Northwestern scientists, clinicians and members of the ALS community gathered in the Feinberg Pavilion of Northwestern Memorial Hospital for the 14th annual Les Turner Symposium on ALS to celebrate progress and share the latest research in hopes of better understanding and treating the disease.
The daylong symposium, held in-person and virtually on November 4, featured sessions highlighting new research on amyotrophic lateral sclerosis, or ALS, a progressive neurodegenerative disease that deteriorates motor neurons in the brain and spinal cord, causing muscle weakness.
Currently, an estimated 350,000 people worldwide live with ALS, which has an average survival rate of three years.
“I’d like to thank everyone for your dedication, for coming together and trying to find effective cures for ALS,” said Hande Ozdinler, PhD, associate professor of Neurology in the Division of Neuromuscular Disease and one of the symposium’s organizers, as she welcomed attendees to this year’s symposium.
The symposium is sponsored by the Les Turner ALS Center at Northwestern Medicine, which aims to accelerate cutting-edge research and provides education to people living with ALS and their families. The Les Turner ALS Foundation established the center to bring ALS research, clinical and educational activities under one organization.
“This event is one of the most important gatherings for the ALS community and each year, it brings together leading scientists, clinicians, researchers and people living with ALS with a shared commitment to understanding and ultimately defeating this disease,” said Laura Freveletti, chief executive officer of the Les Turner ALS Foundation. “Together, we’re chipping away at ALS one discovery, one connection and one step at a time.”
“We’ve made enormous progress in clinical trial development and in getting interventions to patients as quickly as possible,” said Robert Kalb, MD, the Joan and Paul Rubschlager Professor of Neurology and director of the Les Turner ALS Center. “But there is still a gap between translating research into a potential cure for patients. Symposia such as these are a way to close that gap.”
Kalb, who is also chief of Neuromuscular Disease in the Ken and Ruth Davee Department of Neurology, went on to present the latest findings from his laboratory. Using genetic screening, Kalb and his collaborators identified components of the protein imbalance that is present in ALS and other neurodegenerative diseases and characterized how it led to misfolded proteins.

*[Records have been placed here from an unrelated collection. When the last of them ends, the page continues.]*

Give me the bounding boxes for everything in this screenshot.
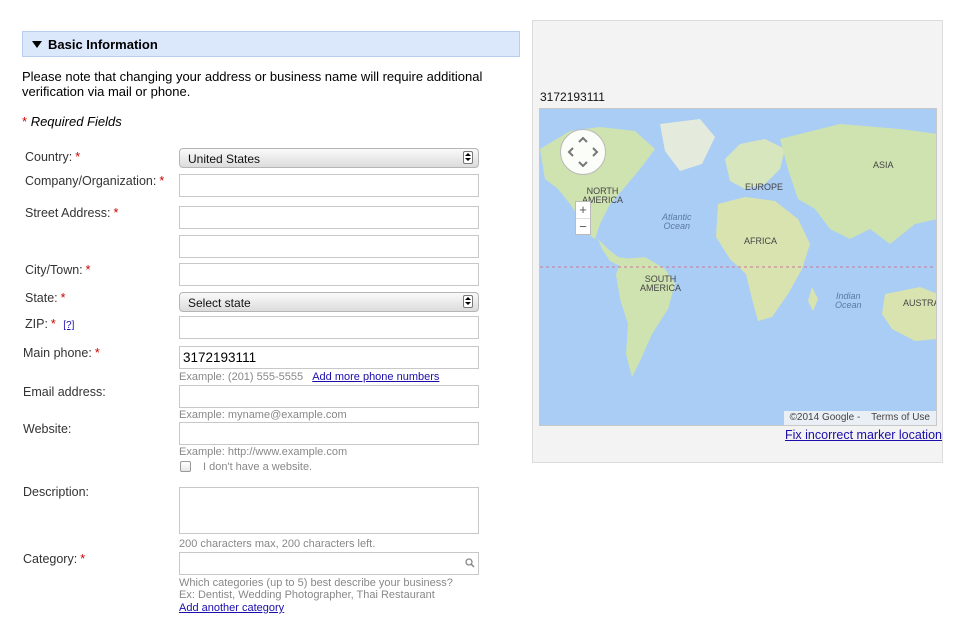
select-arrows-icon xyxy=(463,151,473,164)
zoom-control: + − xyxy=(575,201,591,235)
no-website-checkbox[interactable] xyxy=(180,461,191,472)
required-fields-label: Required Fields xyxy=(30,114,122,129)
terms-of-use-link[interactable]: Terms of Use xyxy=(871,412,930,423)
website-input[interactable] xyxy=(179,422,479,445)
zip-label-text: ZIP: xyxy=(25,317,48,331)
description-label-text: Description: xyxy=(23,485,89,499)
zoom-out-button[interactable]: − xyxy=(576,219,590,235)
description-hint: 200 characters max, 200 characters left. xyxy=(179,538,376,550)
required-fields-note: * Required Fields xyxy=(22,114,122,129)
country-select[interactable]: United States xyxy=(179,148,479,168)
state-select-value: Select state xyxy=(188,296,251,310)
country-label: Country: * xyxy=(25,150,80,164)
category-hint-question: Which categories (up to 5) best describe… xyxy=(179,577,453,589)
map-label-atlantic-ocean: Atlantic Ocean xyxy=(662,212,692,231)
map-label-europe: EUROPE xyxy=(745,182,784,192)
email-label-text: Email address: xyxy=(23,385,106,399)
zoom-in-button[interactable]: + xyxy=(576,202,590,219)
city-input[interactable] xyxy=(179,263,479,286)
map-copyright: ©2014 Google - xyxy=(789,412,861,423)
map[interactable]: ASIA NORTH AMERICA EUROPE Atlantic Ocean… xyxy=(539,108,937,426)
state-label: State: * xyxy=(25,291,66,305)
city-label-text: City/Town: xyxy=(25,263,83,277)
verification-note: Please note that changing your address o… xyxy=(22,69,483,99)
map-label-africa: AFRICA xyxy=(744,236,778,246)
category-label: Category: * xyxy=(23,552,85,566)
required-star: * xyxy=(60,291,66,305)
map-label-indian-ocean: Indian Ocean xyxy=(835,291,862,310)
map-phone-text: 3172193111 xyxy=(540,90,605,104)
required-star: * xyxy=(94,346,100,360)
required-star: * xyxy=(159,174,165,188)
company-label: Company/Organization: * xyxy=(25,174,164,188)
description-label: Description: xyxy=(23,485,89,499)
category-field[interactable] xyxy=(179,552,479,575)
state-label-text: State: xyxy=(25,291,58,305)
description-textarea[interactable] xyxy=(179,487,479,534)
required-star: * xyxy=(22,114,28,129)
pan-control[interactable] xyxy=(560,129,606,175)
category-label-text: Category: xyxy=(23,552,78,566)
email-label: Email address: xyxy=(23,385,106,399)
state-select[interactable]: Select state xyxy=(179,292,479,312)
collapse-triangle-icon[interactable] xyxy=(32,41,42,48)
no-website-label: I don't have a website. xyxy=(203,461,313,473)
pan-arrows-icon xyxy=(567,136,599,168)
country-select-value: United States xyxy=(188,152,261,166)
email-input[interactable] xyxy=(179,385,479,408)
map-label-asia: ASIA xyxy=(873,160,894,170)
street-label: Street Address: * xyxy=(25,206,118,220)
map-attribution: ©2014 Google - Terms of Use xyxy=(783,411,936,425)
main-phone-label-text: Main phone: xyxy=(23,346,92,360)
company-input[interactable] xyxy=(179,174,479,197)
email-hint: Example: myname@example.com xyxy=(179,409,347,421)
street-address-input-1[interactable] xyxy=(179,206,479,229)
zip-label: ZIP: * [?] xyxy=(25,317,74,331)
company-label-text: Company/Organization: xyxy=(25,174,157,188)
required-star: * xyxy=(75,150,81,164)
category-hint-examples: Ex: Dentist, Wedding Photographer, Thai … xyxy=(179,589,435,601)
map-label-australia: AUSTRA xyxy=(903,298,937,308)
city-label: City/Town: * xyxy=(25,263,91,277)
zip-help-link[interactable]: [?] xyxy=(63,320,74,331)
website-label-text: Website: xyxy=(23,422,72,436)
fix-marker-location-link[interactable]: Fix incorrect marker location xyxy=(785,428,942,442)
select-arrows-icon xyxy=(463,295,473,308)
add-another-category-link[interactable]: Add another category xyxy=(179,602,284,614)
category-input[interactable] xyxy=(179,552,479,575)
required-star: * xyxy=(50,317,56,331)
street-address-input-2[interactable] xyxy=(179,235,479,258)
required-star: * xyxy=(113,206,119,220)
main-phone-input[interactable] xyxy=(179,346,479,369)
search-icon xyxy=(465,558,475,568)
add-phone-numbers-link[interactable]: Add more phone numbers xyxy=(312,371,439,383)
zip-input[interactable] xyxy=(179,316,479,339)
map-label-south-america: SOUTH AMERICA xyxy=(640,274,682,293)
section-header-basic-information[interactable]: Basic Information xyxy=(22,31,520,57)
website-hint: Example: http://www.example.com xyxy=(179,446,348,458)
required-star: * xyxy=(85,263,91,277)
street-label-text: Street Address: xyxy=(25,206,111,220)
phone-hint: Example: (201) 555-5555 Add more phone n… xyxy=(179,371,439,383)
section-title: Basic Information xyxy=(48,37,158,52)
website-label: Website: xyxy=(23,422,71,436)
country-label-text: Country: xyxy=(25,150,73,164)
required-star: * xyxy=(80,552,86,566)
phone-example-text: Example: (201) 555-5555 xyxy=(179,371,304,383)
main-phone-label: Main phone: * xyxy=(23,346,100,360)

Lindsey Hayes, MD, PhD, associate professor of neurology at the Johns Hopkins University School of Medicine and Brain Science Institute, presented her work identifying the cellular and molecular mechanisms that regulate TDP-43. The dysregulation of the gene and proteins is a major pathological hallmark of ALS and an important therapeutic target.
“My lab is particularly interested in the mechanisms that regulate TDP-43 transport with the hopes that better understanding of the molecular regulation of these events will allow us to understand TDP-43 disruption in disease and to develop approaches to rescue that dysfunction,” Hayes said.
David Gate, PhD, assistant professor of Neurology, discussed the relationship between the immune system and ALS.
“What we’re interested in is how the genomic code in cells of the immune system in ALS patients might be different from that of healthy people,” Gate said. “Believe it or not, this really hasn’t been done before with this type of sophisticated assay.”
Gate’s research identified genetic differences in the immune cells of ALS patients, information which may help inform future treatments.
Marco Martina, MD, PhD, professor of Neuroscience, shared his research which explores how different neurons in the motor cortex behave electrically at an early stage, before ALS symptoms appear.
This year’s keynote address was delivered by Angela Genge, MD, professor of Neurology and Director of the ALS clinic at The Montreal Neurological Institute-Hospital.
Genge, an international leader in clinical trial design and development for rare neurological conditions, detailed her journey working with federal agencies to improve biomarker identification for ALS.
In her research, Genge advocates for standardizing patient quality-of-life measurements in ALS trials and including data about patient mobility and activity limitations. These factors, which are not captured in all clinical trials, are crucial to understanding treatment benefits for people living with ALS, Genge said.
“We need to be listening to the patient voice more in clinical trials,” Genge said. “My aim is to improve our use of patients themselves and to improve our use of science for biological biomarkers to make for more robust trials.”
Genge also implored scientists to consider using more agile clinical trial designs, in which more drugs are tested, and multiple analyses are conducted during shorter periods of time, to accelerate the discovery of new treatments.
Following scientific presentations and research poster presentations, a panel including Northwestern physicians, Les Turner ALS Foundation staff and people living with ALS answered questions about emerging ALS treatments, ALS care and community support.